I became fond of this strict but clever life-force of a teacher. He taught Latin in the rote style, banging a carved walking stick (Belshazzar) to a rhythmic beat as we conjugated verbs. Amo/Amas/Amat etc. Plenty of memories washed over me but as I sat in my pew it was the first batman meeting, that first encounter that returned so easily. A snapshot.

A segway to poetry. Teachers sometimes try to outsmart pupils by asking them to define poetry or verse. It’s impossible of course. However, by collecting several responses a teacher can point a class in interesting directions. One such definition was offered to me by a smartie-pants boy many years ago. A moment caught forever. Nice answer. Lots more to say, perhaps but when we think of the poems we know well, a line often stands out. The host of daffodils, kingfishers catching fire, the blast-beruffled plume, the stuttering rifles’ rapid rattle, the albatross, the sound of revelry by night. Tread softly through your memory and half-forgotten lines can emerge and a door left ajar is opened again. And the poem often becomes the line and vice-versa. A representative of the whole.

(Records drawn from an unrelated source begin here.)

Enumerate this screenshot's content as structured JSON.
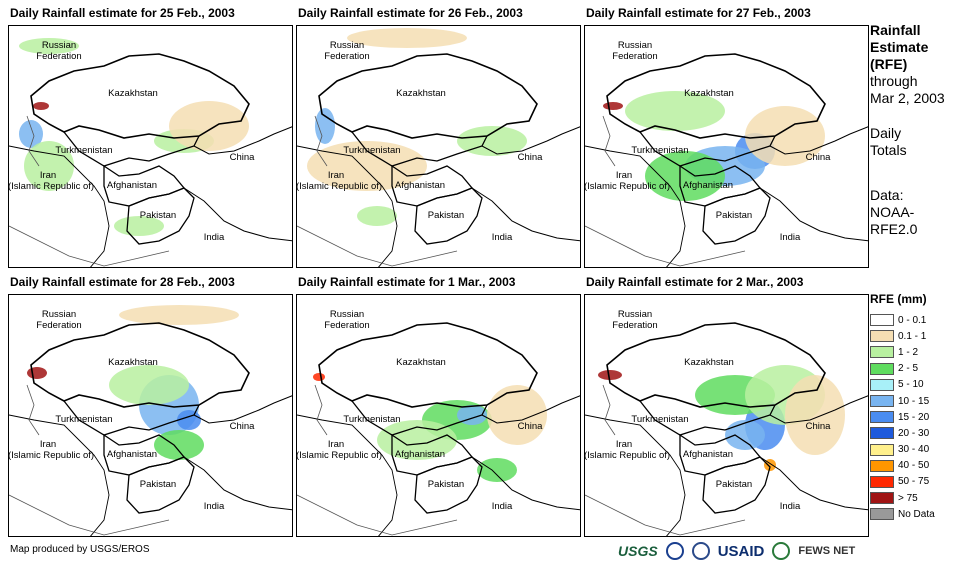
{
  "panels": [
    {
      "title": "Daily Rainfall estimate for 25 Feb., 2003"
    },
    {
      "title": "Daily Rainfall estimate for 26 Feb., 2003"
    },
    {
      "title": "Daily Rainfall estimate for 27 Feb., 2003"
    },
    {
      "title": "Daily Rainfall estimate for 28 Feb., 2003"
    },
    {
      "title": "Daily Rainfall estimate for 1 Mar., 2003"
    },
    {
      "title": "Daily Rainfall estimate for 2 Mar., 2003"
    }
  ],
  "country_labels": {
    "russia": "Russian\nFederation",
    "kazakhstan": "Kazakhstan",
    "turkmenistan": "Turkmenistan",
    "china": "China",
    "iran": "Iran\n(Islamic Republic of)",
    "afghanistan": "Afghanistan",
    "pakistan": "Pakistan",
    "india": "India"
  },
  "side_text": {
    "title_lines": [
      "Rainfall",
      "Estimate",
      "(RFE)"
    ],
    "through": "through",
    "date": "Mar 2, 2003",
    "totals_1": "Daily",
    "totals_2": "Totals",
    "data_1": "Data:",
    "data_2": "NOAA-",
    "data_3": "RFE2.0"
  },
  "legend": {
    "title": "RFE (mm)",
    "items": [
      {
        "label": "0 - 0.1",
        "color": "#ffffff"
      },
      {
        "label": "0.1 - 1",
        "color": "#f5deb3"
      },
      {
        "label": "1 - 2",
        "color": "#b8f0a0"
      },
      {
        "label": "2 - 5",
        "color": "#5fdc5f"
      },
      {
        "label": "5 - 10",
        "color": "#a8f0f8"
      },
      {
        "label": "10 - 15",
        "color": "#78b4f0"
      },
      {
        "label": "15 - 20",
        "color": "#4a8cf0"
      },
      {
        "label": "20 - 30",
        "color": "#1e5adc"
      },
      {
        "label": "30 - 40",
        "color": "#fff08c"
      },
      {
        "label": "40 - 50",
        "color": "#ff9600"
      },
      {
        "label": "50 - 75",
        "color": "#ff2800"
      },
      {
        "label": "> 75",
        "color": "#a01414"
      },
      {
        "label": "No Data",
        "color": "#999999"
      }
    ]
  },
  "credit": "Map produced by USGS/EROS",
  "logos": {
    "usgs": "USGS",
    "usaid": "USAID",
    "fews": "FEWS NET"
  }
}
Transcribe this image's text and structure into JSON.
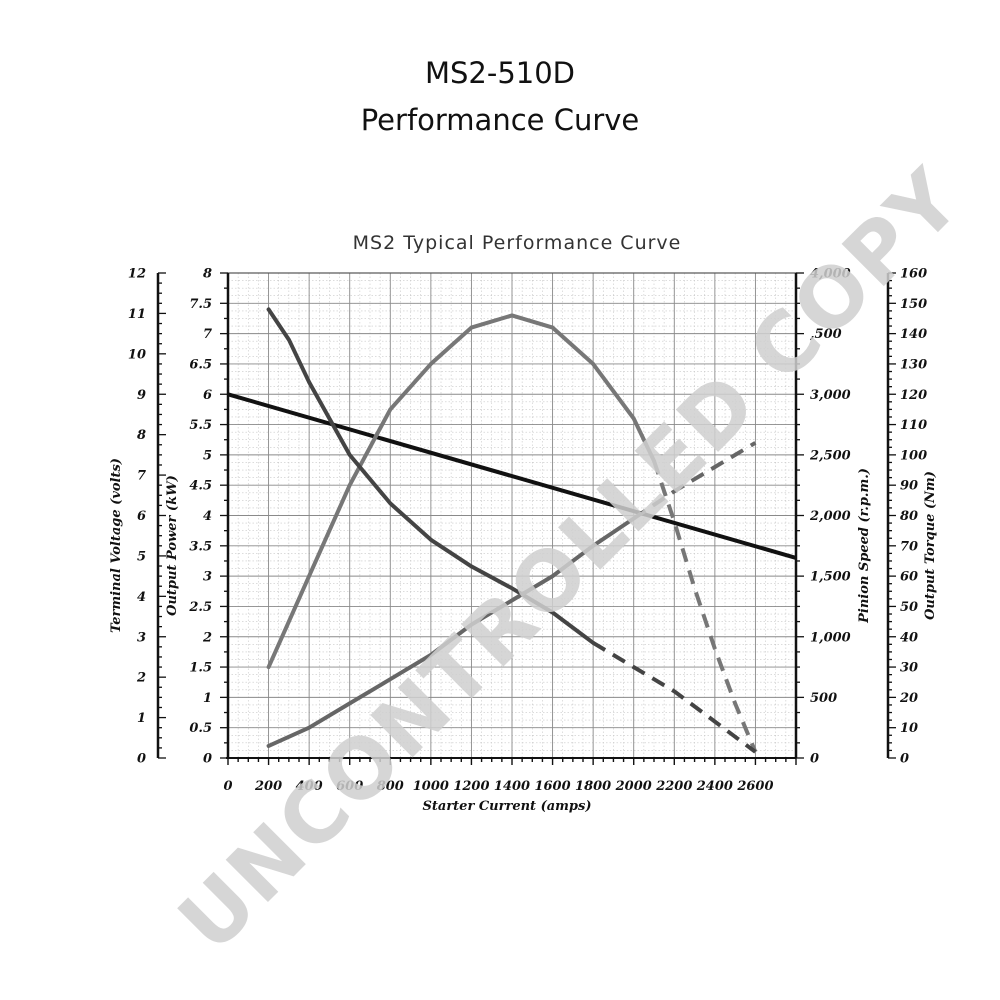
{
  "header": {
    "title_line1": "MS2-510D",
    "title_line2": "Performance Curve"
  },
  "watermark": "UNCONTROLLED COPY",
  "chart_data": {
    "type": "line",
    "title": "MS2 Typical Performance Curve",
    "xlabel": "Starter Current  (amps)",
    "xlim": [
      0,
      2800
    ],
    "x_ticks": [
      "0",
      "200",
      "400",
      "600",
      "800",
      "1000",
      "1200",
      "1400",
      "1600",
      "1800",
      "2000",
      "2200",
      "2400",
      "2600"
    ],
    "axes": {
      "terminal_voltage": {
        "label": "Terminal Voltage (volts)",
        "range": [
          0,
          12
        ],
        "ticks": [
          "0",
          "1",
          "2",
          "3",
          "4",
          "5",
          "6",
          "7",
          "8",
          "9",
          "10",
          "11",
          "12"
        ]
      },
      "output_power": {
        "label": "Output Power (kW)",
        "range": [
          0,
          8
        ],
        "ticks": [
          "0",
          "0.5",
          "1",
          "1.5",
          "2",
          "2.5",
          "3",
          "3.5",
          "4",
          "4.5",
          "5",
          "5.5",
          "6",
          "6.5",
          "7",
          "7.5",
          "8"
        ]
      },
      "pinion_speed": {
        "label": "Pinion Speed (r.p.m.)",
        "range": [
          0,
          4000
        ],
        "ticks": [
          "0",
          "500",
          "1,000",
          "1,500",
          "2,000",
          "2,500",
          "3,000",
          ",500",
          "4,000"
        ]
      },
      "output_torque": {
        "label": "Output Torque (Nm)",
        "range": [
          0,
          160
        ],
        "ticks": [
          "0",
          "10",
          "20",
          "30",
          "40",
          "50",
          "60",
          "70",
          "80",
          "90",
          "100",
          "110",
          "120",
          "130",
          "140",
          "150",
          "160"
        ]
      }
    },
    "series": [
      {
        "axis": "terminal_voltage",
        "color": "#111111",
        "points": [
          [
            0,
            9
          ],
          [
            2800,
            4.95
          ]
        ]
      },
      {
        "axis": "output_power",
        "color": "#777777",
        "points": [
          [
            200,
            1.5
          ],
          [
            400,
            3.0
          ],
          [
            600,
            4.5
          ],
          [
            800,
            5.75
          ],
          [
            1000,
            6.5
          ],
          [
            1200,
            7.1
          ],
          [
            1400,
            7.3
          ],
          [
            1600,
            7.1
          ],
          [
            1800,
            6.5
          ],
          [
            2000,
            5.6
          ],
          [
            2100,
            4.9
          ],
          [
            2200,
            3.9
          ],
          [
            2300,
            2.8
          ],
          [
            2400,
            1.8
          ],
          [
            2500,
            0.9
          ],
          [
            2600,
            0.1
          ]
        ],
        "dashed_from": 2100
      },
      {
        "axis": "pinion_speed",
        "color": "#444444",
        "points": [
          [
            200,
            3700
          ],
          [
            300,
            3450
          ],
          [
            400,
            3100
          ],
          [
            500,
            2800
          ],
          [
            600,
            2500
          ],
          [
            800,
            2100
          ],
          [
            1000,
            1800
          ],
          [
            1200,
            1580
          ],
          [
            1400,
            1400
          ],
          [
            1600,
            1200
          ],
          [
            1800,
            950
          ],
          [
            2000,
            750
          ],
          [
            2200,
            550
          ],
          [
            2400,
            300
          ],
          [
            2600,
            50
          ]
        ],
        "dashed_from": 1800
      },
      {
        "axis": "output_torque",
        "color": "#666666",
        "points": [
          [
            200,
            4
          ],
          [
            400,
            10
          ],
          [
            600,
            18
          ],
          [
            800,
            26
          ],
          [
            1000,
            34
          ],
          [
            1200,
            44
          ],
          [
            1400,
            52
          ],
          [
            1600,
            60
          ],
          [
            1800,
            70
          ],
          [
            2000,
            79
          ],
          [
            2200,
            88
          ],
          [
            2400,
            96
          ],
          [
            2600,
            104
          ]
        ],
        "dashed_from": 2000
      }
    ],
    "grid": true
  }
}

So it was, a couple of weeks ago, that Tony Prichard was distilled in the moment he became Batman on first meeting. As I shifted in my pew I thought of those near and dear to me and conjured up moments, images, gestures which represented them. Gerard Manley Hopkins called it inscape – the very essence, not just of people but the entire natural world. For him it was proof that God existed through the uniqueness of his creations. It’s a romantic view which powered his poetry but I wouldn’t base my view of creation on it. But I do enjoy a bit of inscaping every now and then.